Obstruction of large intestine (bowel)
Abdomen | Gastroenterology | Obstruction of large intestine (bowel) (Disease)
Obstruction of the large intestine (bowel obstruction)- Large-bowel obstruction (LBO) is an emergency condition that requires early identification and intervention. Obstruction may also be secondary to meconium ileus. In the pediatric population, Hirschsprung disease can resemble colonic obstruction. Hirschsprung disease is a developmental disorder of the enteric nervous system and is characterized by an absence of ganglion cells in the distal colon resulting in a functional obstruction. The challenges in managing this condition are distinguishing colonic obstruction from ileus, ruling out nonsurgical causes, and determining the best surgical management. Distinguishing between a true mechanical obstruction and a pseudo-obstruction is important, as the treatment differs.
Symptoms of large-bowel obstruction can include: a bloated abdomen, abdominal pain, which can be either vague and mild, or sharp and severe, depending on the cause of the obstruction, constipation at the time of obstruction, and possibly intermittent bouts of constipation for several months beforehand, if a colon tumor is the cause of the problem, a history of rectal bleeding (such as streaks of blood on the stool), diarrhea resulting from liquid stool leaking around a partial obstruction.
Causes and Risk factors
Causes of large bowel obstruction include: neoplasms, hernias, inflammatory bowel disease, colonic volvulus (sigmoid, caecal, transverse colon), constipation, fecal impaction, fecaloma, colon atresia, intestinal pseudoobstruction, benign strictures (diverticular disease), endometriosis.

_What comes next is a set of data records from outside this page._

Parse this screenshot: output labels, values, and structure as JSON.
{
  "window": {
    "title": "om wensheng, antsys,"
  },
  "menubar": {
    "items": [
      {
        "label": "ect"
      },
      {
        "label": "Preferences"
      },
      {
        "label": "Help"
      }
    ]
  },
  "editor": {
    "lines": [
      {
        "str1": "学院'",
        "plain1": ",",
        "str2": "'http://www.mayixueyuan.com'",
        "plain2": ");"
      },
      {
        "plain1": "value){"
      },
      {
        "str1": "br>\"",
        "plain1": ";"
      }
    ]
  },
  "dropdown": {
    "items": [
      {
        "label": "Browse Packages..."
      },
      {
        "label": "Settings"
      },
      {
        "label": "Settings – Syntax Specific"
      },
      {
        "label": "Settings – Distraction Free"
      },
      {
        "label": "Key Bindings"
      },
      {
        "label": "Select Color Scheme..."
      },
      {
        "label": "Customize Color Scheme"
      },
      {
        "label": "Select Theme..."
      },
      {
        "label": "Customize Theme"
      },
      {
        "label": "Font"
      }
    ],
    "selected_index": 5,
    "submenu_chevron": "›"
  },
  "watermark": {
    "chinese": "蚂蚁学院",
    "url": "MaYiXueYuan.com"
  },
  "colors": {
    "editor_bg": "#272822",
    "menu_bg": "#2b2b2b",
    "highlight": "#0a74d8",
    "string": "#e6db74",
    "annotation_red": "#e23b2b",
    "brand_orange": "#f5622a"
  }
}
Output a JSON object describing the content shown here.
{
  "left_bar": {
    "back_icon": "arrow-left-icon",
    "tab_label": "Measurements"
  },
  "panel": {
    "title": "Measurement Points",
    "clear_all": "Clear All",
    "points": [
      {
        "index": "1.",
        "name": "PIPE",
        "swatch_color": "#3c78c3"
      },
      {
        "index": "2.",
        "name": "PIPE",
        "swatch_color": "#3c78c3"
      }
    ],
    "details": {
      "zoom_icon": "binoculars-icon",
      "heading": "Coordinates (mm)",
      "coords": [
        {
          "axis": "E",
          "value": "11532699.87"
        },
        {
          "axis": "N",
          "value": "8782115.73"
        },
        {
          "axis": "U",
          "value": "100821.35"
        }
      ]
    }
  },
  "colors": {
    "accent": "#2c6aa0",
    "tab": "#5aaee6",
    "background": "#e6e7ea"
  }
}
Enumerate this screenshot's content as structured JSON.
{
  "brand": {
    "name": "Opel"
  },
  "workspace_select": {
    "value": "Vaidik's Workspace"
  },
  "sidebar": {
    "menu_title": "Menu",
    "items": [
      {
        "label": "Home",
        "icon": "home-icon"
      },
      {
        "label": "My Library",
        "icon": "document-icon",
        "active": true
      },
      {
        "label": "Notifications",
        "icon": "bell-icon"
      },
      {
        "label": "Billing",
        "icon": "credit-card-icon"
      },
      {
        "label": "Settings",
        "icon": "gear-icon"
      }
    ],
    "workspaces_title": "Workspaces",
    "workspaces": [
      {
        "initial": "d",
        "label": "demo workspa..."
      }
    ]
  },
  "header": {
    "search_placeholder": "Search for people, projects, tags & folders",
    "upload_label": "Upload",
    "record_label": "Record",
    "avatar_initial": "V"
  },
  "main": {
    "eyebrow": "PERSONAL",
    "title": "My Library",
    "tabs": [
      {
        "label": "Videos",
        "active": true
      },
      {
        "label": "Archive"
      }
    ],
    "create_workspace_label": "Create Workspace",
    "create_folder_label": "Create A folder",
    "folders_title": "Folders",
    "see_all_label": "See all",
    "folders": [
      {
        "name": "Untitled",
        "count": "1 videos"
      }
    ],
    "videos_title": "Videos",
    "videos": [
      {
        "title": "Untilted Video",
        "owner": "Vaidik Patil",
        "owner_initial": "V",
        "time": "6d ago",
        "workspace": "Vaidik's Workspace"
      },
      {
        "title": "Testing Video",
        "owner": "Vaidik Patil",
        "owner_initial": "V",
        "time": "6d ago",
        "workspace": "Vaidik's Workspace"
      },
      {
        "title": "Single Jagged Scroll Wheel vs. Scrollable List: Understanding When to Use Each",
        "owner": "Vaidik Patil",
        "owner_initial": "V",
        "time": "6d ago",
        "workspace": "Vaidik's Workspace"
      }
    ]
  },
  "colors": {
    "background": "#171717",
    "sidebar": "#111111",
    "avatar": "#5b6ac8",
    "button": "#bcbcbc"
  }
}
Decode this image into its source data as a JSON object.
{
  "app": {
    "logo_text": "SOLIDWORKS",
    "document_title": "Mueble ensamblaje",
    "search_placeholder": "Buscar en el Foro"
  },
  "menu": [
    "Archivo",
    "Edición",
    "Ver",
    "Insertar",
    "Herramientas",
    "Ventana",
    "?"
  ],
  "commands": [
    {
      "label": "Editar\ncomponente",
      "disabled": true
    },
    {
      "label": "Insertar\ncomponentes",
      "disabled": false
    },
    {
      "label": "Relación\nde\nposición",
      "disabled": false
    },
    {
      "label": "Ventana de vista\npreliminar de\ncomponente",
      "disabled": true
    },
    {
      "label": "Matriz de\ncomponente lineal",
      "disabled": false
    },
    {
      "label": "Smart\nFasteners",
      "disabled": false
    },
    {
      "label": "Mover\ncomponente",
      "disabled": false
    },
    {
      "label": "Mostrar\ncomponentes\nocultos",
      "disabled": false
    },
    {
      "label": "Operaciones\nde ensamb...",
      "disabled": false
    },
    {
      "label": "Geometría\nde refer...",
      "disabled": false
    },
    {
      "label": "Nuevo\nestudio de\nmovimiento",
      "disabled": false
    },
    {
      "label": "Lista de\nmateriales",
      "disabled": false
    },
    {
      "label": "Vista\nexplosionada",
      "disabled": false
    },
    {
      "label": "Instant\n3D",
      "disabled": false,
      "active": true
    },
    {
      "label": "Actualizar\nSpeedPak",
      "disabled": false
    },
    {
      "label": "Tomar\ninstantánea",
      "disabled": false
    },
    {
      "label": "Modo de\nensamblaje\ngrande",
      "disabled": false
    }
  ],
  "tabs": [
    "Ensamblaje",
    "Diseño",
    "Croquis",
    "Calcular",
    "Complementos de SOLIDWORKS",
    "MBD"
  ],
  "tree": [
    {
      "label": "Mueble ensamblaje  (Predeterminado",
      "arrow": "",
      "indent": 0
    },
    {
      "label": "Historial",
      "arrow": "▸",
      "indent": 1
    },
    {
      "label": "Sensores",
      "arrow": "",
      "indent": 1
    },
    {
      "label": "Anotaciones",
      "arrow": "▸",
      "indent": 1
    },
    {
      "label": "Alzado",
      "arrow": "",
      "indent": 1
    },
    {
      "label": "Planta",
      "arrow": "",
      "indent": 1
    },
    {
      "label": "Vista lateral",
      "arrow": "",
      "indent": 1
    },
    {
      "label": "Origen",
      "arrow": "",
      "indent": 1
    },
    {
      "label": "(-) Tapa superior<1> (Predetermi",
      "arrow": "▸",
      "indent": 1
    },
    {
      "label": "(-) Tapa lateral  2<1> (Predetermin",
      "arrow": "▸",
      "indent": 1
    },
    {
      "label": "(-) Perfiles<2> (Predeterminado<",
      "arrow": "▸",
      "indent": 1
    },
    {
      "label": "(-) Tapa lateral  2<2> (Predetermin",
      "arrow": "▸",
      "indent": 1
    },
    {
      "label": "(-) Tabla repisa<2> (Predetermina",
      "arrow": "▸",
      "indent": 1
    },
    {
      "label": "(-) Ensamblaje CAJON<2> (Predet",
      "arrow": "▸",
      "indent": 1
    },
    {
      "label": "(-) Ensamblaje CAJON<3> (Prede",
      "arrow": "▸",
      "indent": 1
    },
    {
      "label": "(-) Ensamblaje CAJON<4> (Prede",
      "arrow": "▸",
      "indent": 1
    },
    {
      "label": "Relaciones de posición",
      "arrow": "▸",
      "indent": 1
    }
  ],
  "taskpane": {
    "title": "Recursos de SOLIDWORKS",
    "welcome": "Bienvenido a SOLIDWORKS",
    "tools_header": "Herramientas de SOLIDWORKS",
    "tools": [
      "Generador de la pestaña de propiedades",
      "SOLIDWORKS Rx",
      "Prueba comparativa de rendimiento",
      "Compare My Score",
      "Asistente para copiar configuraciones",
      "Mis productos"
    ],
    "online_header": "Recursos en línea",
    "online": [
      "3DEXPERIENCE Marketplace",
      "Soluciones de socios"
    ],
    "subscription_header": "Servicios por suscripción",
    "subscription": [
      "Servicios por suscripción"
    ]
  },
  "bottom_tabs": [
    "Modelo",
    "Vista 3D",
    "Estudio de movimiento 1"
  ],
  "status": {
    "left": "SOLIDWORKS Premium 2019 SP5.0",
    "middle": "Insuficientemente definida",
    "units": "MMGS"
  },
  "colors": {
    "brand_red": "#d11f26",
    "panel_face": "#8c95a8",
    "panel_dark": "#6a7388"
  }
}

Colonic obstruction is most common in elderly individuals, due to the higher incidence of neoplasms and other causative diseases in this population. In neonates, colonic obstruction may be caused by an imperforate anus or other anatomic abnormalities.
Diagnosis and Treatment
Treatment for intestinal obstruction depends on the cause of the condition. Treatment This may include: placing an intravenous (IV) line into a vein in the arm so that fluids can be given, putting a nasogastric (NG) tube through the nose and into the stomach to suck air and fluid out to relieve abdominal swelling, placing a thin, flexible tube (catheter) into the bladder to drain urine and collect it for testing.